Todas las tormentas que hunden nuestras naves con las olas más devastadoras están formadas de las cosas que deseamos, de la lujuria y del consumo desmedido. Una vez que abrimos la puerta a la avaricia, es muy difícil cerrarlas. Somos adictos a tenerlo todo de inmediato y a navegar en círculos alrededor de objetivos ficticios.
Las nubes negras que lo cubren todo son las aversiones, los miedos, el odio y las divisiones que ponemos entre nosotros. Cada muralla, cada opinión a la que nos abrazamos contribuye a que la tormenta se vuelva aún más monstruosa.
Y no para. Nunca para. Vamos de puerto en puerto buscando la tranquilidad, lo que sea que nos haga felices. Pero todos los puertos están hechos de lo mismo. Nos ofrecen espejismos que al final son más caros de lo que imaginábamos.
Somos profesionales en movernos de un lugar a otro, en poner metas y salir disparados hacia ellas.

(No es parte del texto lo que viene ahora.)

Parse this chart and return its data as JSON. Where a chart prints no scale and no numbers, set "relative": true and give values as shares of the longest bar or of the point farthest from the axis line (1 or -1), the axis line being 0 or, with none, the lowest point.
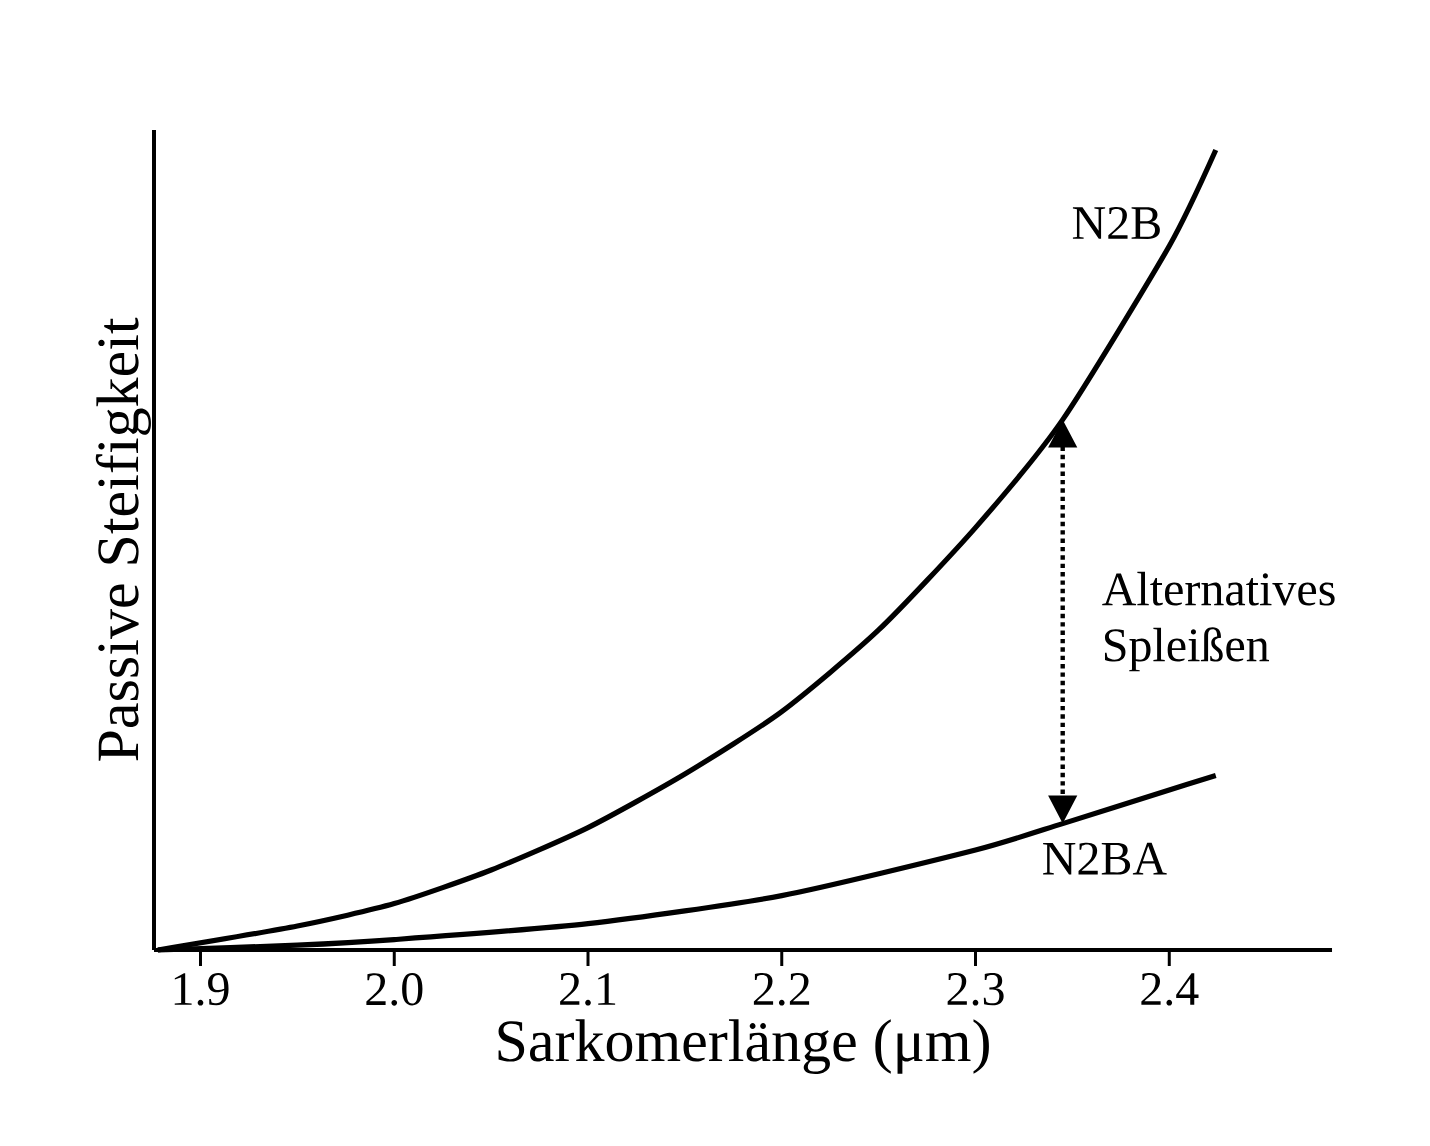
{
  "chart_data": {
    "type": "line",
    "xlabel": "Sarkomerlänge (μm)",
    "ylabel": "Passive Steifigkeit",
    "relative": true,
    "xlim": [
      1.876,
      2.484
    ],
    "xticks": [
      1.9,
      {
        "value": 2.0,
        "label": "2.0"
      },
      2.1,
      2.2,
      2.3,
      2.4
    ],
    "tick_labels": "x",
    "grid": false,
    "marker": "none",
    "line_style": "solid",
    "series": [
      {
        "name": "N2B",
        "color": "#000000",
        "x": [
          1.878,
          1.95,
          2.0,
          2.05,
          2.1,
          2.15,
          2.2,
          2.25,
          2.3,
          2.345,
          2.4,
          2.424
        ],
        "values": [
          0,
          0.03,
          0.058,
          0.1,
          0.153,
          0.22,
          0.298,
          0.4,
          0.528,
          0.663,
          0.88,
          1.0
        ]
      },
      {
        "name": "N2BA",
        "color": "#000000",
        "x": [
          1.878,
          1.95,
          2.0,
          2.1,
          2.2,
          2.3,
          2.345,
          2.4,
          2.424
        ],
        "values": [
          0,
          0.006,
          0.013,
          0.033,
          0.068,
          0.125,
          0.158,
          0.2,
          0.218
        ]
      }
    ],
    "annotations": [
      "Alternatives Spleißen"
    ]
  }
}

Pero cuando nos sentamos en silencio contemplando todo lo que hay y sintiendo la respiración, es posible llegar aun muelle seguro. Es un lugar en donde la calma no está en lo aparente, sin dentro de nosotros. Y es profunda. Es perfecta.
Aquí abajo no hay nada qué temer. No hay lugar al que llegar, pues ya estamos donde necesitamos estar. No hay prisas ni urgencias; el tiempo deja de ser importante. No hay odio, barreras ni opiniones qué proteger.
Vemos pasar los pensamientos como si fueran peces. Vienen, se acercan, se van.
Aquí en la profundidad no hay tormentas.
Solo silencio.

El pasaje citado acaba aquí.